Menurutnya, masalah tidak dijalankannya Tahun 2013 Nomor 2 tentang Penyertaan modal dan Perda Tahun 2010 nomor 4 tentang pergantian Meteran PDAM TI secara priodik diganti paling sedikit 4 tahun sekali karena beberapa permasalahan internal yang dihadapi oleh PDAM TI sendiri.
"Ketika PDAM TI butuh penyertaan modal melalui pemerintah maka usulkan hal itu kepada melalui Bappeda dan untuk itu, PDAM harus dipimpin oleh seorang direktur definitif, sedangkan kita tahu jika sebelumnya PDAM TI di pimpin oleh seorang Plt,’ sebutnya.
Untuk masalah pergantian meteran yang rusak, PDAM TI harus bisa memberikan data akurat tentang berapa jumlah meteran yang rusak hingga bisa dianggarkan sesuai dengan kebutuhan.
“Saat ini dengan direktur yang baru tentunya permasalahan tadi bisa segera diatasi. Saya juga telah mengetahui jika saat PDAM TI tengah melakukan pendataan ulang pelanggan, kami harap setelah ini bisa diketahui data akurat tentang berapa meteran yang rusak dan perlu segera diganti,” sebutnya.

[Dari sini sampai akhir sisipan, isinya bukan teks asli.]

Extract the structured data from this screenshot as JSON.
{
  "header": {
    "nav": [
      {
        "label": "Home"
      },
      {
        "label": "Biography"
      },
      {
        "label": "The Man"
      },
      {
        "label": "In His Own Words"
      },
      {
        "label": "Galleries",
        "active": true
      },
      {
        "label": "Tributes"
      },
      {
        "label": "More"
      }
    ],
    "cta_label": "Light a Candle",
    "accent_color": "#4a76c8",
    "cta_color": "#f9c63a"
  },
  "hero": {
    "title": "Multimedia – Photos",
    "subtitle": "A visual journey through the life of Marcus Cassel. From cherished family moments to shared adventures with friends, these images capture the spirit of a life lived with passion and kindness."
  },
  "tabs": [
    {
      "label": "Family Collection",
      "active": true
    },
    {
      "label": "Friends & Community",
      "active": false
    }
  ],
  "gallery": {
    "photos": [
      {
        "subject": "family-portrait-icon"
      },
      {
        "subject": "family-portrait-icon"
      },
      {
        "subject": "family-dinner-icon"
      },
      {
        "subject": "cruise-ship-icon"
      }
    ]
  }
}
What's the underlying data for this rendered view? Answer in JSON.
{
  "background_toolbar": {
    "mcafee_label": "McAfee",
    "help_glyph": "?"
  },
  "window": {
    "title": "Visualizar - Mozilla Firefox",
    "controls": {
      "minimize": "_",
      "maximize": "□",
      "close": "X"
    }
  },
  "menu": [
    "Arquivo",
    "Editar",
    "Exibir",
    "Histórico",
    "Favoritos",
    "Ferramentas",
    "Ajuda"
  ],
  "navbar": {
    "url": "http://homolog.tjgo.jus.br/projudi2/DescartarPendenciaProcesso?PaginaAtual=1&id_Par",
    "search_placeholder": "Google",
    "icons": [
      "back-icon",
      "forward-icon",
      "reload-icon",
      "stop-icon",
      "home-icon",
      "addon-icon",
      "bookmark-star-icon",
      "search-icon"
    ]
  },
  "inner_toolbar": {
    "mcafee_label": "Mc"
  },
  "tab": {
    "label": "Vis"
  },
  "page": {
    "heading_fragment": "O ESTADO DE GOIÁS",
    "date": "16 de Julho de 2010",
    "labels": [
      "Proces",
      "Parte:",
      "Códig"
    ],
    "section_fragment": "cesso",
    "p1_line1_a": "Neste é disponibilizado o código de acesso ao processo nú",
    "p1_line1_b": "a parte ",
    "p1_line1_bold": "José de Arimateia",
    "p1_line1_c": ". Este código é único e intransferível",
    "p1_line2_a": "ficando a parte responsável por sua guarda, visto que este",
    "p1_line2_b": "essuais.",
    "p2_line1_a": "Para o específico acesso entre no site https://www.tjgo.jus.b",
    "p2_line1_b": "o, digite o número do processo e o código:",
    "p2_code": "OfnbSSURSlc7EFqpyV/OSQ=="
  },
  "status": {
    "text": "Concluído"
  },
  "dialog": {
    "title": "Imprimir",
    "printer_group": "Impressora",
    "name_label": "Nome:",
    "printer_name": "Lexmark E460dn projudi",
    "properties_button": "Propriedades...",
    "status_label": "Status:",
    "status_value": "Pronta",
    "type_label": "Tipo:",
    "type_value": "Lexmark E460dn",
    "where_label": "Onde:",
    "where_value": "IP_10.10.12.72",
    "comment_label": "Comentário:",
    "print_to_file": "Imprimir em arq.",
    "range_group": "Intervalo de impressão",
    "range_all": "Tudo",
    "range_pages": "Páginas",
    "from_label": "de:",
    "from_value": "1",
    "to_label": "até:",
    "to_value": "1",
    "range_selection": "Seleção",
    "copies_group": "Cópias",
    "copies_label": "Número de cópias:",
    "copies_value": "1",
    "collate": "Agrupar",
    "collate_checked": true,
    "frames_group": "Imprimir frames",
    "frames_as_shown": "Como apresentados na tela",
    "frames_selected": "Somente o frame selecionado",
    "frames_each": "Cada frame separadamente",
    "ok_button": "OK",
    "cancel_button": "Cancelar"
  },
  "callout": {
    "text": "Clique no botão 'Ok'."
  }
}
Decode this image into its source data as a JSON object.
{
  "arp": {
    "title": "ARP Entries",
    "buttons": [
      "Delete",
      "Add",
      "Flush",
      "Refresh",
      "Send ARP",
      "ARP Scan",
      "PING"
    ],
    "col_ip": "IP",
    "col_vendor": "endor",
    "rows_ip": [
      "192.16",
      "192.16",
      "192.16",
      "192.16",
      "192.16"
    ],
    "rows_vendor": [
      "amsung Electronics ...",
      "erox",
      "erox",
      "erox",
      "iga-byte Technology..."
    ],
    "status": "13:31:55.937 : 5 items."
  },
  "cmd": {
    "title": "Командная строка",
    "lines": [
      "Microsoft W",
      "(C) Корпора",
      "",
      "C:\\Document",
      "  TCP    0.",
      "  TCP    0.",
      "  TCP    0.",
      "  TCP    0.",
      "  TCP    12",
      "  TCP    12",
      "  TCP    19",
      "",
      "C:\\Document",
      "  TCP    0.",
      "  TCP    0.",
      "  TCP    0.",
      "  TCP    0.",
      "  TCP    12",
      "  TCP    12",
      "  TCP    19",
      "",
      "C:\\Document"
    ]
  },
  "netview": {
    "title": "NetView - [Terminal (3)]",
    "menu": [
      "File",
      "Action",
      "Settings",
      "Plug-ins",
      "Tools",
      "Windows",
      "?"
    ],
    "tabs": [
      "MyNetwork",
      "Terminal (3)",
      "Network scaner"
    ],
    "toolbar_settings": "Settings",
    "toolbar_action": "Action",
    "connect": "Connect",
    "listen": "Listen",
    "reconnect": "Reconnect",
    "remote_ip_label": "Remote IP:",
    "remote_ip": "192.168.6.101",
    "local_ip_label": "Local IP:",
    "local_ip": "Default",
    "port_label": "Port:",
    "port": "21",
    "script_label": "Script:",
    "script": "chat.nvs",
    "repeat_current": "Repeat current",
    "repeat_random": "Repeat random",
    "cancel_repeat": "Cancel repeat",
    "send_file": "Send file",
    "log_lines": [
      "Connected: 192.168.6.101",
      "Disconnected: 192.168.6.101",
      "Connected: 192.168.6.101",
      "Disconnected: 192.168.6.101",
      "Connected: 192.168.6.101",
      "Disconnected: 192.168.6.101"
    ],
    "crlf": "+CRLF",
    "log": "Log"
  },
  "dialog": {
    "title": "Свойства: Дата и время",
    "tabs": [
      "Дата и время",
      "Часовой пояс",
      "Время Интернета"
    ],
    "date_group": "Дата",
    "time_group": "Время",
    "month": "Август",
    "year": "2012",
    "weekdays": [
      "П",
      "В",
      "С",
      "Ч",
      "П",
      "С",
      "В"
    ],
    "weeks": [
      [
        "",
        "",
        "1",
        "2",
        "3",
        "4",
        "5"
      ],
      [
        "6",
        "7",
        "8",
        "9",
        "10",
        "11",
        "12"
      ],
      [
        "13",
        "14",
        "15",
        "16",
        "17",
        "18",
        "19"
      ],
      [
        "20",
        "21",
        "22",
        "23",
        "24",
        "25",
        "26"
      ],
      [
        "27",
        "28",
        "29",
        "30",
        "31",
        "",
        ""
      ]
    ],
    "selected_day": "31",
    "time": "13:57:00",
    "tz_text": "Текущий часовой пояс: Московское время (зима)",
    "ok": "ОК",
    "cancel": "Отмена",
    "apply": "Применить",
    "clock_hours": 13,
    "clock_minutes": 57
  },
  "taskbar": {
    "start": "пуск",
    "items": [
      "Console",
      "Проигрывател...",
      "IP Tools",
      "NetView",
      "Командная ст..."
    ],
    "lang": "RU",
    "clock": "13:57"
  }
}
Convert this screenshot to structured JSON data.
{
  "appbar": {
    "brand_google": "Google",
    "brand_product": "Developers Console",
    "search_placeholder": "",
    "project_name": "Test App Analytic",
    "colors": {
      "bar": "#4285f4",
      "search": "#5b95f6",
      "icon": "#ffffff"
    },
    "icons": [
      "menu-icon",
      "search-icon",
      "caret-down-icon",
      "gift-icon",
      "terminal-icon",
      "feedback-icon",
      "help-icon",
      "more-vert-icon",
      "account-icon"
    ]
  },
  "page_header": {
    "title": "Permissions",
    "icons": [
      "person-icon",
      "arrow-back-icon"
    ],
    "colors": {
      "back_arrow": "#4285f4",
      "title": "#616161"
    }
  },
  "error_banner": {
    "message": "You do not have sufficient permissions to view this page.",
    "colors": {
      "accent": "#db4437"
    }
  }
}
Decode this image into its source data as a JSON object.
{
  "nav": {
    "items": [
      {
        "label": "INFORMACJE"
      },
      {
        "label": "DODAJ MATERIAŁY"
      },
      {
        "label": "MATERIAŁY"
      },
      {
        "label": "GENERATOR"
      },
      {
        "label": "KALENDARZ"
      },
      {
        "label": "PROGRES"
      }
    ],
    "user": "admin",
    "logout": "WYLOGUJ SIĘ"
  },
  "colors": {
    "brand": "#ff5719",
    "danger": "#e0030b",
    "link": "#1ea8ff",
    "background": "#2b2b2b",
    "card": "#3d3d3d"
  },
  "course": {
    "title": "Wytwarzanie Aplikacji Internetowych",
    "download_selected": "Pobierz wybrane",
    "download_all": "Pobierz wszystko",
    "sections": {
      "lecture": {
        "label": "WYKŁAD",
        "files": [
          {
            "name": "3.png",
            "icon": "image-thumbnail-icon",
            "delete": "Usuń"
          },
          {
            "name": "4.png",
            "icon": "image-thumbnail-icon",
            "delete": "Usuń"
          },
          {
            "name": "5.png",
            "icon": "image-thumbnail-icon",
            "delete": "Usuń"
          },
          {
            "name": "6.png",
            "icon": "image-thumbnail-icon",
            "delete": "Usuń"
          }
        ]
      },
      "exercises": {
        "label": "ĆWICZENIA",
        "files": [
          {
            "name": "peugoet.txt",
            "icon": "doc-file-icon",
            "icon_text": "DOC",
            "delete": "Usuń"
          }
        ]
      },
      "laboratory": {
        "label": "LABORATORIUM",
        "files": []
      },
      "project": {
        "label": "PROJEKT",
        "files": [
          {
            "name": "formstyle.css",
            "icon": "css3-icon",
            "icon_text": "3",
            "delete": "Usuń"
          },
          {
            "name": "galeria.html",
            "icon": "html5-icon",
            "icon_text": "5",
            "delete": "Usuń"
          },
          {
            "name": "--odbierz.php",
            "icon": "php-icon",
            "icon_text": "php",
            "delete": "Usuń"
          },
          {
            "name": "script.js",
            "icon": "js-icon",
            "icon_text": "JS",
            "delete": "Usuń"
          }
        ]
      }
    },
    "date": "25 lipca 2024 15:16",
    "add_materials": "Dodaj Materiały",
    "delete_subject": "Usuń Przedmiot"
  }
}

Iwan mengatakan jika semua itu telah dilakukan, PDAM TI melalui Bappeda mengusukannya dalam RAPBD tidak mungkin ihaknya akan menolak. “Ini adalah untuk masyarakat banyak, kebutuhan sehari-hari yang wajib kita berikan kepada masyarakat jadi tidak mungkin kami menolaknya,” Pungkasnya.